My morning harvest today says a lot about what’s wrong with the way Australia measures success.


Tomatoes, zucchinis, an aubergine, and a vase full of dahlias from the garden. Fresh food. Beautiful flowers. No plastic wrapping. No long-distance refrigerated transport. No supermarket mark-up. No chemical cocktails sprayed for shelf life and appearance. No money changed hands. No truck delivered it. No barcode was scanned.


But according to the dominant measure of economic progress, that means it added nothing.


If I’d driven to Woolworths and bought imported or industrially grown vegetables wrapped in plastic, flowers flown in from Kenya, and produce grown with synthetic fertilisers and pesticides, that would count as a positive contribution to Gross Domestic Product. The packaging counts. The freight counts. The retail transaction counts. The profit counts. Even the pollution and waste generated along the way are often folded into “growth” in the system.


But stepping outside to pick lunch and dinner from the garden, and cutting flowers for the kitchen table doesn’t. That should tell us something.


GDP was never designed to measure wellbeing, beauty, health, resilience, or ecological sanity. It measures market activity. That is all. Yet we keep treating it as if it is a national report card on prosperity and progress. It isn’t. At best, it is a very narrow accounting tool. At worst, it actively rewards the wrong things.


My little harvest this morning represents real value. It improves our household food security. It lowers out cost of living. It cuts waste. It reduces emissions. It avoids unnecessary packaging. It brings joy. It makes the house look better. It reconnects us to season, weather, soil and care. It teaches patience and attention. It lowers dependence on industrial supply chains that are fragile, carbon intensive and often deeply exploitative. It makes us happy!


In any sane system, this would all be recognised as contributing to wellbeing and resilience. Instead, our economic story tells us that the “productive” thing is to buy more of what we could sometimes grow ourselves, outsource more of what households and communities once did, and treat every act of self-provisioning as economically invisible. The logic is absurd. If a neighbour helps a neighbour, if a parent cooks from scratch, if someone repairs something instead of replacing it, if a household grows tomatoes instead of buying them, GDP shrugs. But if a corporation monetises the same need with packaging, transport, advertising and waste, GDP applauds.

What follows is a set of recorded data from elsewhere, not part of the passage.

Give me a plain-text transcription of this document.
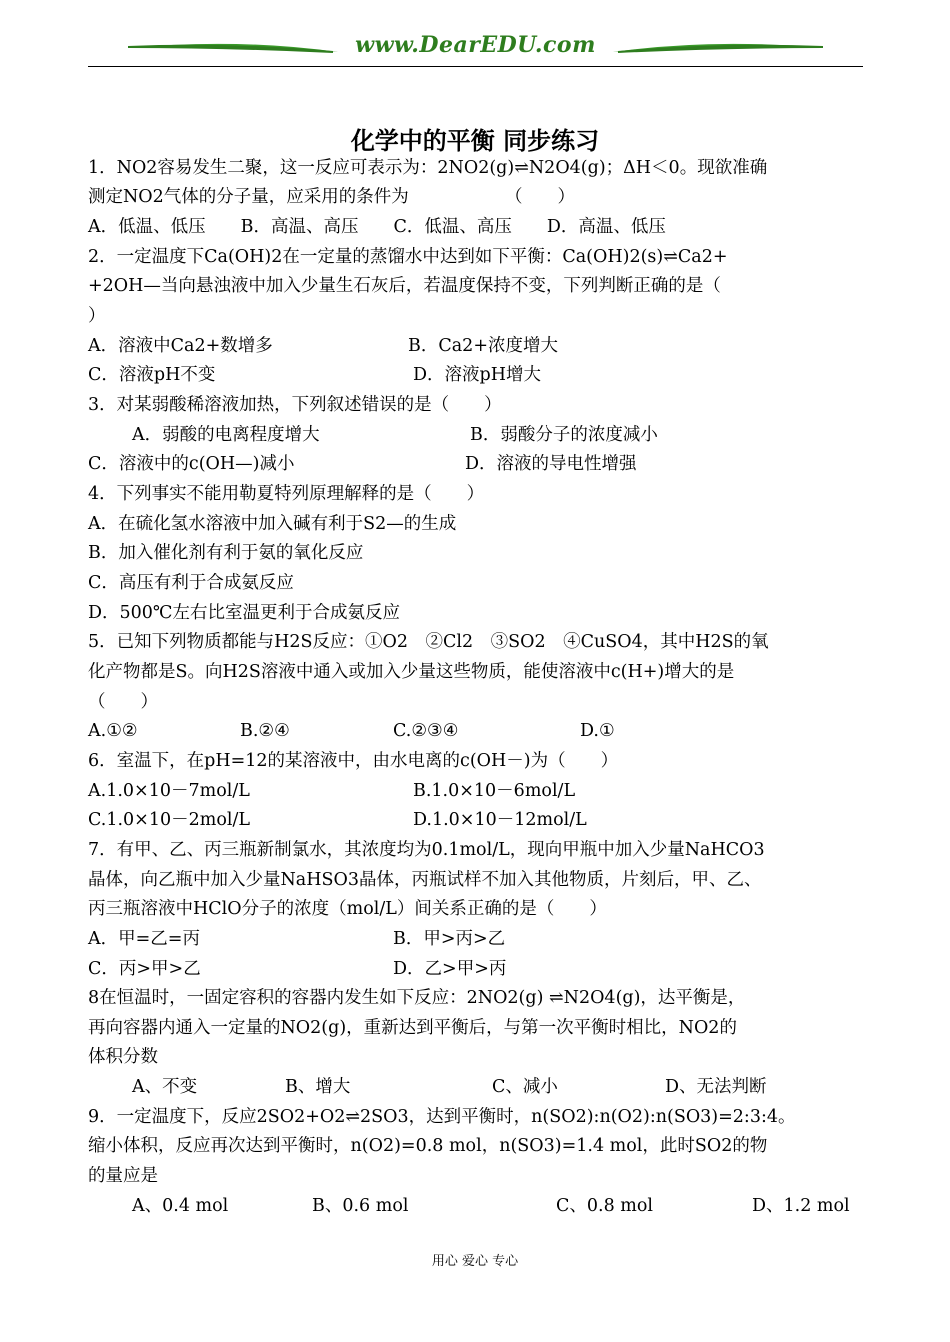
www.DearEDU.com
化学中的平衡 同步练习
1．NO2容易发生二聚，这一反应可表示为：2NO2(g)⇌N2O4(g)；ΔH＜0。现欲准确
测定NO2气体的分子量，应采用的条件为　　　　　　（　　）
A．低温、低压　　B．高温、高压　　C．低温、高压　　D．高温、低压
2．一定温度下Ca(OH)2在一定量的蒸馏水中达到如下平衡：Ca(OH)2(s)⇌Ca2+
+2OH—当向悬浊液中加入少量生石灰后，若温度保持不变，下列判断正确的是（
）
A．溶液中Ca2+数增多	B．Ca2+浓度增大
C．溶液pH不变	D．溶液pH增大
3．对某弱酸稀溶液加热，下列叙述错误的是（　　）
A．弱酸的电离程度增大	B．弱酸分子的浓度减小
C．溶液中的c(OH—)减小	D．溶液的导电性增强
4．下列事实不能用勒夏特列原理解释的是（　　）
A．在硫化氢水溶液中加入碱有利于S2—的生成
B．加入催化剂有利于氨的氧化反应
C．高压有利于合成氨反应
D．500℃左右比室温更利于合成氨反应
5．已知下列物质都能与H2S反应：①O2　②Cl2　③SO2　④CuSO4，其中H2S的氧
化产物都是S。向H2S溶液中通入或加入少量这些物质，能使溶液中c(H+)增大的是
（　　）
A.①②	B.②④	C.②③④	D.①
6．室温下，在pH=12的某溶液中，由水电离的c(OH－)为（　　）
A.1.0×10－7mol/L	B.1.0×10－6mol/L
C.1.0×10－2mol/L	D.1.0×10－12mol/L
7．有甲、乙、丙三瓶新制氯水，其浓度均为0.1mol/L，现向甲瓶中加入少量NaHCO3
晶体，向乙瓶中加入少量NaHSO3晶体，丙瓶试样不加入其他物质，片刻后，甲、乙、
丙三瓶溶液中HClO分子的浓度（mol/L）间关系正确的是（　　）
A．甲=乙=丙	B．甲>丙>乙
C．丙>甲>乙	D．乙>甲>丙
8在恒温时，一固定容积的容器内发生如下反应：2NO2(g) ⇌N2O4(g)，达平衡是，
再向容器内通入一定量的NO2(g)，重新达到平衡后，与第一次平衡时相比，NO2的
体积分数
A、不变	B、增大	C、减小	D、无法判断
9．一定温度下，反应2SO2+O2⇌2SO3，达到平衡时，n(SO2):n(O2):n(SO3)=2:3:4。
缩小体积，反应再次达到平衡时，n(O2)=0.8 mol，n(SO3)=1.4 mol，此时SO2的物
的量应是
A、0.4 mol	B、0.6 mol	C、0.8 mol	D、1.2 mol
用心 爱心 专心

This is one reason why so much modern economic thinking feels detached from life as people actually live it. The problem isn’t that markets have no role. Of course they do. I’m not suggesting every household can or should grow all its own food. Many people live in apartments, work multiple jobs, or simply don’t have the time, land, health or access. But the fact that not everyone can do this makes it more important, not less, to understand the limits of GDP. A measure that treats a homegrown zucchini as worthless and a plastic-wrapped supermarket zucchini as economic success isn’t measuring prosperity in any meaningful human sense.


Worse, it often pushes governments towards bad priorities. Endless consumption looks good. Wasteful production looks good. Sprawl looks good. Resource extraction looks good. Illness can even look good if enough money changes hands treating it. What looks bad are the things that quietly make life better without fuelling corporate turnover: community, care, prevention, repair, regeneration, beauty, sufficiency.


That isn’t just a technical flaw. It is a political choice. Australia should be measuring what actually matters: health, time, housing security, emissions, biodiversity, resilience, equity, and conneciton to Country and community. We should value the unpaid work that holds families and neighbourhoods together. We should count the benefits of reducing waste and dependence on long supply chains. We should recognise that a society isn’t more successful just because more things are being bought and sold.


A bunch of flowers from the backyard may not move the stock market. A bowl of homegrown tomatoes may not impress the Treasurer. But they’re part of a good life. They’re part of a lower-carbon life. They’re part of a more local, more grounded, more human life.


And if our headline measure of national success can’t see that, then the problem isn’t the garden. It’s the measure.


Morning harvest from the Andrews Family garden.
Morning harvest from the Andrews Family garden.